The Ikhwan believe that direct engagement with the public through electoral campaigns and linking the interests of the people with the movement through a variety of commercial, economic and service activities will increase its seats even a few of its leaders, ranks and file paid a hefty price in the form of security campaigns or military tribunals. Despite all this, participation itself may be a goal for the Ikhwan, at least to maintain political presence and attain recognition regardless of the number of seats won.
Since the Ikhwan boycotted the parliamentary elections in 1990 as part of an agreement with other political parties and forces in protest of the government”s refusal to their demands of political reforms, the movement has participated in every round of elections since then. Several leading figures within the movement have expressed their conviction that the decision to boycott is an unloaded weapon that may work for the benefit of the government which often ignores the demands of the Ikhwan because the movement does not enjoy legal legitimacy even if it had strong presence on the popular level. By and large, it is most likely that the Ikhwan will participate in the upcoming local elections even if only by a limited number of candidates. This indicates that the struggle between the movement and the government is heading toward another round of escalation. Hence, the campaigns targeting the Ikhwan activists in several provinces over the past few days are nothing but the beginning of more measures that will eventually reach a peak during the elections.

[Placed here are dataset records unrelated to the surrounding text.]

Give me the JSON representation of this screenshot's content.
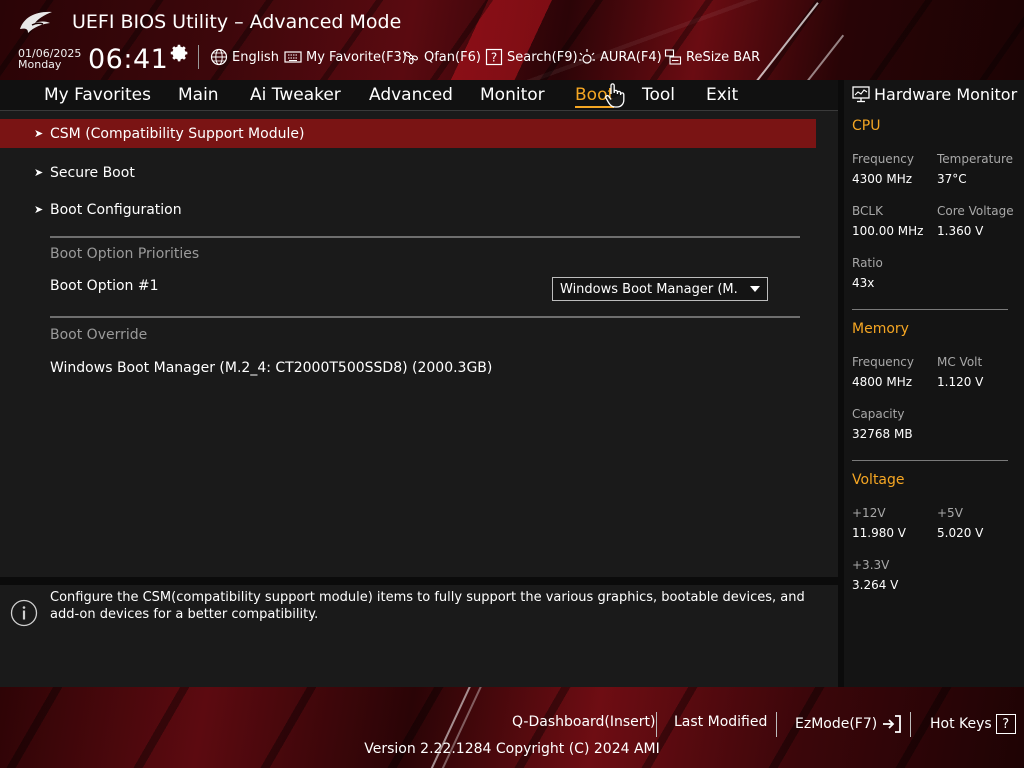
{
  "header": {
    "title": "UEFI BIOS Utility – Advanced Mode",
    "date": "01/06/2025",
    "weekday": "Monday",
    "time": "06:41",
    "items": [
      {
        "label": "English",
        "icon": "globe-icon"
      },
      {
        "label": "My Favorite(F3)",
        "icon": "keyboard-icon"
      },
      {
        "label": "Qfan(F6)",
        "icon": "fan-icon"
      },
      {
        "label": "Search(F9)",
        "icon": "question-box-icon"
      },
      {
        "label": "AURA(F4)",
        "icon": "aura-light-icon"
      },
      {
        "label": "ReSize BAR",
        "icon": "resize-bar-icon"
      }
    ]
  },
  "tabs": [
    {
      "label": "My Favorites"
    },
    {
      "label": "Main"
    },
    {
      "label": "Ai Tweaker"
    },
    {
      "label": "Advanced"
    },
    {
      "label": "Monitor"
    },
    {
      "label": "Boot",
      "active": true
    },
    {
      "label": "Tool"
    },
    {
      "label": "Exit"
    }
  ],
  "menu": {
    "items": [
      {
        "label": "CSM (Compatibility Support Module)",
        "selected": true
      },
      {
        "label": "Secure Boot"
      },
      {
        "label": "Boot Configuration"
      }
    ],
    "boot_option_priorities_label": "Boot Option Priorities",
    "boot_option_1_label": "Boot Option #1",
    "boot_option_1_value": "Windows Boot Manager (M.",
    "boot_override_label": "Boot Override",
    "boot_override_item": "Windows Boot Manager (M.2_4: CT2000T500SSD8) (2000.3GB)"
  },
  "help": {
    "text": "Configure the CSM(compatibility support module) items to fully support the various graphics, bootable devices, and add-on devices for a better compatibility."
  },
  "hw_monitor": {
    "title": "Hardware Monitor",
    "cpu": {
      "title": "CPU",
      "frequency_label": "Frequency",
      "frequency_value": "4300 MHz",
      "temperature_label": "Temperature",
      "temperature_value": "37°C",
      "bclk_label": "BCLK",
      "bclk_value": "100.00 MHz",
      "core_voltage_label": "Core Voltage",
      "core_voltage_value": "1.360 V",
      "ratio_label": "Ratio",
      "ratio_value": "43x"
    },
    "memory": {
      "title": "Memory",
      "frequency_label": "Frequency",
      "frequency_value": "4800 MHz",
      "mc_volt_label": "MC Volt",
      "mc_volt_value": "1.120 V",
      "capacity_label": "Capacity",
      "capacity_value": "32768 MB"
    },
    "voltage": {
      "title": "Voltage",
      "v12_label": "+12V",
      "v12_value": "11.980 V",
      "v5_label": "+5V",
      "v5_value": "5.020 V",
      "v33_label": "+3.3V",
      "v33_value": "3.264 V"
    }
  },
  "footer": {
    "q_dashboard": "Q-Dashboard(Insert)",
    "last_modified": "Last Modified",
    "ezmode": "EzMode(F7)",
    "hot_keys": "Hot Keys",
    "hot_keys_symbol": "?",
    "version": "Version 2.22.1284 Copyright (C) 2024 AMI"
  },
  "colors": {
    "accent": "#f5a623",
    "selected_row": "#7a1414",
    "panel": "#1a1a1a"
  }
}
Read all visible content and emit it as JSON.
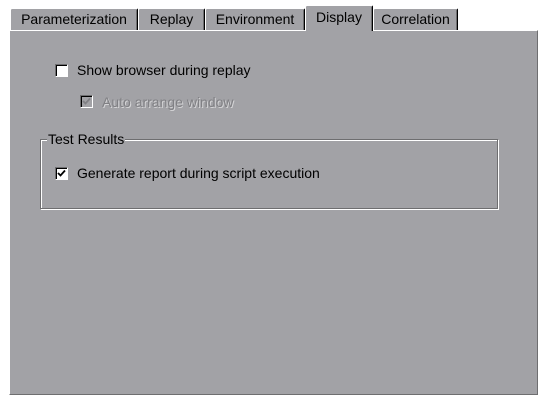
{
  "tabs": [
    {
      "label": "Parameterization",
      "active": false
    },
    {
      "label": "Replay",
      "active": false
    },
    {
      "label": "Environment",
      "active": false
    },
    {
      "label": "Display",
      "active": true
    },
    {
      "label": "Correlation",
      "active": false
    }
  ],
  "display": {
    "show_browser": {
      "label": "Show browser during replay",
      "checked": false,
      "enabled": true
    },
    "auto_arrange": {
      "label": "Auto arrange window",
      "checked": true,
      "enabled": false
    },
    "test_results": {
      "title": "Test Results",
      "generate_report": {
        "label": "Generate report during script execution",
        "checked": true,
        "enabled": true
      }
    }
  },
  "colors": {
    "face": "#a2a2a6",
    "shadow": "#6e6e70",
    "highlight": "#ffffff",
    "disabled_text": "#808084"
  }
}
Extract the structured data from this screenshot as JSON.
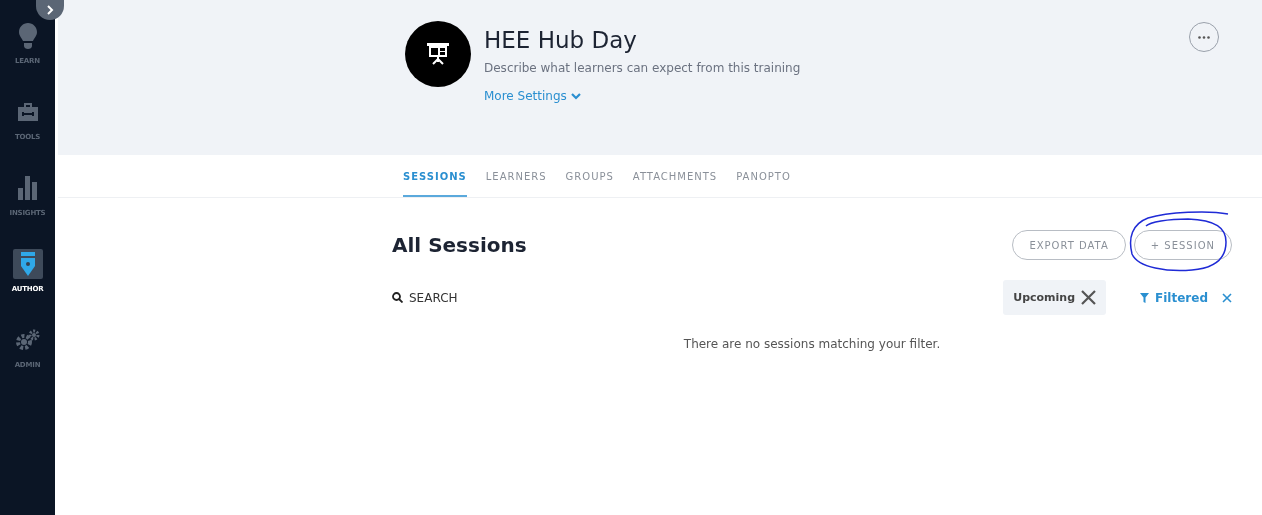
{
  "sidebar": {
    "items": [
      {
        "label": "LEARN",
        "selected": false
      },
      {
        "label": "TOOLS",
        "selected": false
      },
      {
        "label": "INSIGHTS",
        "selected": false
      },
      {
        "label": "AUTHOR",
        "selected": true
      },
      {
        "label": "ADMIN",
        "selected": false
      }
    ]
  },
  "header": {
    "title": "HEE Hub Day",
    "description": "Describe what learners can expect from this training",
    "more_settings": "More Settings"
  },
  "tabs": [
    {
      "label": "SESSIONS",
      "selected": true
    },
    {
      "label": "LEARNERS",
      "selected": false
    },
    {
      "label": "GROUPS",
      "selected": false
    },
    {
      "label": "ATTACHMENTS",
      "selected": false
    },
    {
      "label": "PANOPTO",
      "selected": false
    }
  ],
  "heading": "All Sessions",
  "buttons": [
    "EXPORT DATA",
    "+ SESSION"
  ],
  "search": {
    "label": "SEARCH"
  },
  "filter_chip": "Upcoming",
  "filter_status": "Filtered",
  "empty_message": "There are no sessions matching your filter."
}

Till now, however, neither the Ikhwan nor the other political forces are aware of the electoral system upon which the parliamentary elections of 2010 will be held and whether this system will allow independents, including the Ikhwan, to participate, and if so, in what percentages vis-à-vis the other parties. Hence the movement may see that the local elections may be its last opportunity to directly exchange contact with the street and the public. The Ikhwan, needless to mention, are not known for missing any opportunities.